Kitap güzel bir kitap ama baharatı eksik. Evliya Çelebi'nin Seyahatnamesini okurken böyle olur mu derdim abartılı anlatımına ama bu kitabı okurken farkettim ki o mübalağalar eserin baharatıymış. Aşırı baharatlı olunca zor yeniliyor ama olmadı mı olmuyor.
Kitaba geçersek kitap Bursa ile başlıyor. Bursa başlı başına bir tarihtir. Ahmet Hamdi'nin Beş Şehir'inden birisi. İlk 80 sayfayı Bursa'ya ayırmış. Camileri, Kiliseleri, Kervansarayları... Hepsi tarihten iz taşıyor.

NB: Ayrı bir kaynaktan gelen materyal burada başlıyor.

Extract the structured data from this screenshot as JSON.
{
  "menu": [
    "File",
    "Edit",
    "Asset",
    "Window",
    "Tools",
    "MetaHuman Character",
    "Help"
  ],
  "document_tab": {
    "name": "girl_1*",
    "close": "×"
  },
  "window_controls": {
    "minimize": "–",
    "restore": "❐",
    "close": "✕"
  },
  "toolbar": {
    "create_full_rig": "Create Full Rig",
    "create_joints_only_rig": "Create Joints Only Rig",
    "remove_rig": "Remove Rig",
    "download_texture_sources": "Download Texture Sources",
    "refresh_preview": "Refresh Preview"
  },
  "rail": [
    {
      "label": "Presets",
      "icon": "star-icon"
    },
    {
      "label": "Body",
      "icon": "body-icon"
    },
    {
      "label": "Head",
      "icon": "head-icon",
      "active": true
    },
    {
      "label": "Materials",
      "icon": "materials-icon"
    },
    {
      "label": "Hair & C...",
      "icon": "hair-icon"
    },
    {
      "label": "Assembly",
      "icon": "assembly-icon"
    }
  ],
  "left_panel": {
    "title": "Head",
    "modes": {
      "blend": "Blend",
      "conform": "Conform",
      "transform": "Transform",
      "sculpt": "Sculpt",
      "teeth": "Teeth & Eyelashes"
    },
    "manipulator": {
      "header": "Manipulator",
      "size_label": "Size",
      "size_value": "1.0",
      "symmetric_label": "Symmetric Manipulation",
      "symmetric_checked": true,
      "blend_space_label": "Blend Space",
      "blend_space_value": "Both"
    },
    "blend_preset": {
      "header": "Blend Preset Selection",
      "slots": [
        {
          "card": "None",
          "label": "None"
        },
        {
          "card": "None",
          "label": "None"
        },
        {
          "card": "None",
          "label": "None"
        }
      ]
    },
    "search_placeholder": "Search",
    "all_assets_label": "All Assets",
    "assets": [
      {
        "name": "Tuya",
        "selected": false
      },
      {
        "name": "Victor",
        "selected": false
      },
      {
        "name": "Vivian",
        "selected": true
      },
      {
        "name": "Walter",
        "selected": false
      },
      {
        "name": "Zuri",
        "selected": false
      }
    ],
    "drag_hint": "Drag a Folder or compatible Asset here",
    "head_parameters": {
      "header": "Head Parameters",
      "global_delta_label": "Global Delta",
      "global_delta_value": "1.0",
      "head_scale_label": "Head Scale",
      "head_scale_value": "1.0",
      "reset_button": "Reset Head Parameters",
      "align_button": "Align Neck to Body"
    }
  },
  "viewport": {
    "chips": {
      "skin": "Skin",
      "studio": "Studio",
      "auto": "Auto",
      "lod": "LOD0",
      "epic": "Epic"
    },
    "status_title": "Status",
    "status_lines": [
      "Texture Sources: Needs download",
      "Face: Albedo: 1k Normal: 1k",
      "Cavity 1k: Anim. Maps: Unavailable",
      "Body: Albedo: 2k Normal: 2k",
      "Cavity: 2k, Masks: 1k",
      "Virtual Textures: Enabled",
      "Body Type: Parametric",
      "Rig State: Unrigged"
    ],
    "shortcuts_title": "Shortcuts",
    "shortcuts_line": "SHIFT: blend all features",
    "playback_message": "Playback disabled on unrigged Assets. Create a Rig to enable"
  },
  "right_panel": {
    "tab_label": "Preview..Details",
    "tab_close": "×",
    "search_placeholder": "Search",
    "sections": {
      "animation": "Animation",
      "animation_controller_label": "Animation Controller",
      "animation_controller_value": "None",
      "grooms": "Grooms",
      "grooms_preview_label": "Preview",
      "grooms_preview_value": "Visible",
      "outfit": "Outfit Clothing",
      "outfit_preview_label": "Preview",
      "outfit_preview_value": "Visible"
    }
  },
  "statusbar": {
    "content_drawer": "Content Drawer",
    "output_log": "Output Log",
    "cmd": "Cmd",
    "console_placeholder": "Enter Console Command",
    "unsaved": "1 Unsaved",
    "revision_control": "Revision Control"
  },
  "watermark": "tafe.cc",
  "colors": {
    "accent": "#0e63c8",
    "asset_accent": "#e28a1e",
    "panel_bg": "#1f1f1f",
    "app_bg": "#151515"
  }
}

Sonrası tarihin bir başka şehri Bursa'dan yaşlı olmasına rağmen Bursa'nın arkasına düşmüş Andromeda, Nikea ve İznik isimleriyle anılmış. Hrisyanlıkta Ekümenik ve İsa Tanrı'nın oğlu kabul edildiği 1. Konsül 325 yılında burada yapılmış burada alınan kararlara itiraz eden Arius ve taraftarları burada dışlanmış... Son Haçlı seferlerinde İstanbul(Kostantinopolis) Haçlıların eline geçince Nikea'ya yani İznik'e taşınmış burası tarihin önemli şehirlerinden biridir. 11 yy Bitinya'nın iki büyük şehri Nikea ve Nikeomedia(İzmit)dır. Kısa Uludağ, İzmit ile birlikte körfez yakın şehirleri(Gemlik, Yalova... ) anlatıyor, ekler ve yazıtlarla bitiyor.